Lastly we need to see some piccies of your new furry friend!


----------



## daisyboo (May 19, 2009)

Boo does this all the time and he has been neutered. He digs and bits at you when you are sat onthe sofa, he also does the same thing to the sofa cushions.

hence why all of my clothes have holes in and my sofa is ruined. 

id also be interested to find out why he does this.


----------



## Nicky10 (Jan 11, 2010)

It could be hormones or it could be trying to get comfy but not realising that she's hurting you. When she does it set her on the floor and ignore her


----------



## K1nS (Feb 8, 2010)

Thanks for everyones reply. She us about 2 months old now, roughly. 

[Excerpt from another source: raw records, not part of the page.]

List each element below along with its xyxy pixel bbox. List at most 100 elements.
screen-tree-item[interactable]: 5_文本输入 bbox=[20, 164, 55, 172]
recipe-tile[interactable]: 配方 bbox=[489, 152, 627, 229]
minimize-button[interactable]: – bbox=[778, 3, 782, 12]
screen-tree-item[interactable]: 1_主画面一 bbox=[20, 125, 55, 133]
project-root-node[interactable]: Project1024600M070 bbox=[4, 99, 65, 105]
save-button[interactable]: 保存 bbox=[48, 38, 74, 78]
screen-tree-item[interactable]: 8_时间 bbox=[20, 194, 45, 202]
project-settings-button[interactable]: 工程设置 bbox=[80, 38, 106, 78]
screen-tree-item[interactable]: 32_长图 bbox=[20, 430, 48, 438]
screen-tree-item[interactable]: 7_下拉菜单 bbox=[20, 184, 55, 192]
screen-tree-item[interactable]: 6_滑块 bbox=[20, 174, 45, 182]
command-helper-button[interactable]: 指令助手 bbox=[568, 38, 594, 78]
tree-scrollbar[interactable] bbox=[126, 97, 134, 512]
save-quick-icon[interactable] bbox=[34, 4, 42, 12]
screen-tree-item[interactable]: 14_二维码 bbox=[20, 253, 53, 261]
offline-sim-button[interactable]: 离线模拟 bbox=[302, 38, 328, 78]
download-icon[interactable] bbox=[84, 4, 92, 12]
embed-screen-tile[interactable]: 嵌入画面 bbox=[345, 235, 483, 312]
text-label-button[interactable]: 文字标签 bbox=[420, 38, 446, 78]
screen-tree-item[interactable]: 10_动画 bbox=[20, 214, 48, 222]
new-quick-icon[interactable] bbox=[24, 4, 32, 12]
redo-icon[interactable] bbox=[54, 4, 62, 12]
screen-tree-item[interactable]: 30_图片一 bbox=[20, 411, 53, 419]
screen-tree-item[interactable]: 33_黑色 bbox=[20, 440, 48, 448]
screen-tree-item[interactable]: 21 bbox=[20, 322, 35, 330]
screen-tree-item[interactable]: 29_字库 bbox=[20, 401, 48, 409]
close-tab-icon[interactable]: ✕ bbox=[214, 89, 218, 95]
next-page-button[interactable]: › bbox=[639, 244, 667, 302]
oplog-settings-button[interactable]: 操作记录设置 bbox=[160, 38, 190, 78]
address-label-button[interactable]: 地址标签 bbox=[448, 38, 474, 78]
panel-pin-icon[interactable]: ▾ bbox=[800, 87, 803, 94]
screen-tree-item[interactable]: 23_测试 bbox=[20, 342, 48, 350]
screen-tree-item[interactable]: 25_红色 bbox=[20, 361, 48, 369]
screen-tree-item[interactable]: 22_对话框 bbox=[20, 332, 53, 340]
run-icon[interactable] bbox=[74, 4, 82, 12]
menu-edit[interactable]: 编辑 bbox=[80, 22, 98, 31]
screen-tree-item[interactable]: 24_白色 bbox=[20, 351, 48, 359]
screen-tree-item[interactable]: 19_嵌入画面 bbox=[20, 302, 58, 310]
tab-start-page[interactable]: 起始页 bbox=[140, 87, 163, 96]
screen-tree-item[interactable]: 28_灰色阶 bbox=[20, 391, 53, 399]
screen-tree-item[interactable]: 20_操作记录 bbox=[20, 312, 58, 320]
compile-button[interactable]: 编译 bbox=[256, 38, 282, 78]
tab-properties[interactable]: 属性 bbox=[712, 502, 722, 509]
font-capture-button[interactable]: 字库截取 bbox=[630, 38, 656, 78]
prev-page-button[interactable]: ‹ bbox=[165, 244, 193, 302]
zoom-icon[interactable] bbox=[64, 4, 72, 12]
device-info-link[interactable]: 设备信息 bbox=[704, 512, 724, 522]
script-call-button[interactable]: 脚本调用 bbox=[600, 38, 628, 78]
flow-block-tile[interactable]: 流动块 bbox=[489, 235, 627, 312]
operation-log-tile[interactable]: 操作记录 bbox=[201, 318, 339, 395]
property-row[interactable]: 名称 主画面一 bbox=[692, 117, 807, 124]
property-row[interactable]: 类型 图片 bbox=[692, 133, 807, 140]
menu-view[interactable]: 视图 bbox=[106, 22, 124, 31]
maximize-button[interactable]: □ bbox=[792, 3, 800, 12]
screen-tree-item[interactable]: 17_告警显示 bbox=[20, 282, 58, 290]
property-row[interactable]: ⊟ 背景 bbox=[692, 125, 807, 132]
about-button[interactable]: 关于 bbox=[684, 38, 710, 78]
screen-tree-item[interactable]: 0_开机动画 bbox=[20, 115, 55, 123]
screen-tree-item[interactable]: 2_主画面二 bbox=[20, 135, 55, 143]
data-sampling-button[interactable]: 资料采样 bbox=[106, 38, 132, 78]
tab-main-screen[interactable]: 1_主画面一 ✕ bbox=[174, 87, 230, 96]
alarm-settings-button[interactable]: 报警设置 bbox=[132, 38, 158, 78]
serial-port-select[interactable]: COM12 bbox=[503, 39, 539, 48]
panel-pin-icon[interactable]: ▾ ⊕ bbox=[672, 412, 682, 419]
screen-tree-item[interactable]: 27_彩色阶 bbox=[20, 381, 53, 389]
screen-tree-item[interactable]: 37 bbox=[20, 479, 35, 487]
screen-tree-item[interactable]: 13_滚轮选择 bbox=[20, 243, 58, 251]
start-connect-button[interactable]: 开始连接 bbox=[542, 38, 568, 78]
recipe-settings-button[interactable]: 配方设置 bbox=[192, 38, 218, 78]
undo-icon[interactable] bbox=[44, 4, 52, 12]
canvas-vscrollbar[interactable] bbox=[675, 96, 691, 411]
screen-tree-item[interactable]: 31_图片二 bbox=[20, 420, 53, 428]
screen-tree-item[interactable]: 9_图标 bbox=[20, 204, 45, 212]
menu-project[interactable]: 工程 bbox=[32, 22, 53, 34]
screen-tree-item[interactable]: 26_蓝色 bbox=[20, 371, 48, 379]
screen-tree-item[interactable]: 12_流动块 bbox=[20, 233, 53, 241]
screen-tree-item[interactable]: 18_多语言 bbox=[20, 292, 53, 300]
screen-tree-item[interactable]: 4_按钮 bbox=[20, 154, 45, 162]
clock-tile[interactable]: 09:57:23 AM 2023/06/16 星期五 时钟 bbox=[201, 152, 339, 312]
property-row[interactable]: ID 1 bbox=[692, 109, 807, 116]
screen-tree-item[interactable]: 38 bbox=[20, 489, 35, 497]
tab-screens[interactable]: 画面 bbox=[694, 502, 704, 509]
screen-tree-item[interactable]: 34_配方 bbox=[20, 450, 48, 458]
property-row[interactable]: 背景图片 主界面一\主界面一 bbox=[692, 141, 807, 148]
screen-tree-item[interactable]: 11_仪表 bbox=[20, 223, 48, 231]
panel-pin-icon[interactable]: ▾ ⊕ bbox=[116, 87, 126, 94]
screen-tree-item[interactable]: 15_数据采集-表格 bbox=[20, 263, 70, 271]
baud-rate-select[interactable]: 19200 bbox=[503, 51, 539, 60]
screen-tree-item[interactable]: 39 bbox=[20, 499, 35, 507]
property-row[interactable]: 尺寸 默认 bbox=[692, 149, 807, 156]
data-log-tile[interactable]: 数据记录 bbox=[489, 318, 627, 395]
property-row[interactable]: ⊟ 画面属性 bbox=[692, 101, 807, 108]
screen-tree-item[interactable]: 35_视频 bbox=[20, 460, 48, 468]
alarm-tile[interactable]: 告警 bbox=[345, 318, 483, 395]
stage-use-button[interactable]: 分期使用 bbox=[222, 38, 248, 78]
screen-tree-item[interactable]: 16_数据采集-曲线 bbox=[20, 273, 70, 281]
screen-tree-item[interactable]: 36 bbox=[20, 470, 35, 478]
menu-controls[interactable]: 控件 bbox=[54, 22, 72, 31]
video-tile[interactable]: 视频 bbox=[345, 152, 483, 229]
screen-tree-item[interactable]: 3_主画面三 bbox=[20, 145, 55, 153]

Can I just ask, how old are bunnies when they start going into season? (sorry if thats not the right word for bunnies) I do want to get her spayed as I don't have any plans to breed with her


----------



## hazyreality (Jan 11, 2009)

You can have them spayed at about 5-6months, depends on your vets really.

I would also say to try just putting her on the floor when she does it, so she realises she doesnt get fuss if she bites!

*Heidi*


----------



## sullivan (Aug 29, 2008)

Ahh bless my sisters was very agro when she was young before her being done she is also a lion head. But after her op after a few weeks settled down and stopped biting. She was worse when you entered her hutch as it was her nest. She even started to pull her own fur out to line her nest.


----------



## umber (Feb 15, 2009)

Yeah one of my rabbits who I got from a rescue they said when they first had her she was very vicious she would bite everyone she would grunt and it was so bad that they had to literally wuickly chuck her food in her pen every day as she would lunge forward to bite anyone who tried to enter! They had her spayed and you they saw an improvment in her after a few weeks although it took time for her to settle down properly you should see her now its as if she has no teeth or doesnt know how to use them when it comes to people she is so soft and gentle and is just my baby girl!


----------



## K1nS (Feb 8, 2010)

Hmm well I have abit of an update...

I have her with me at the moment and she is exploring the sofa.... she has been nibbling the sofa like she does with us so i'm thinking maybe its a baby thing? 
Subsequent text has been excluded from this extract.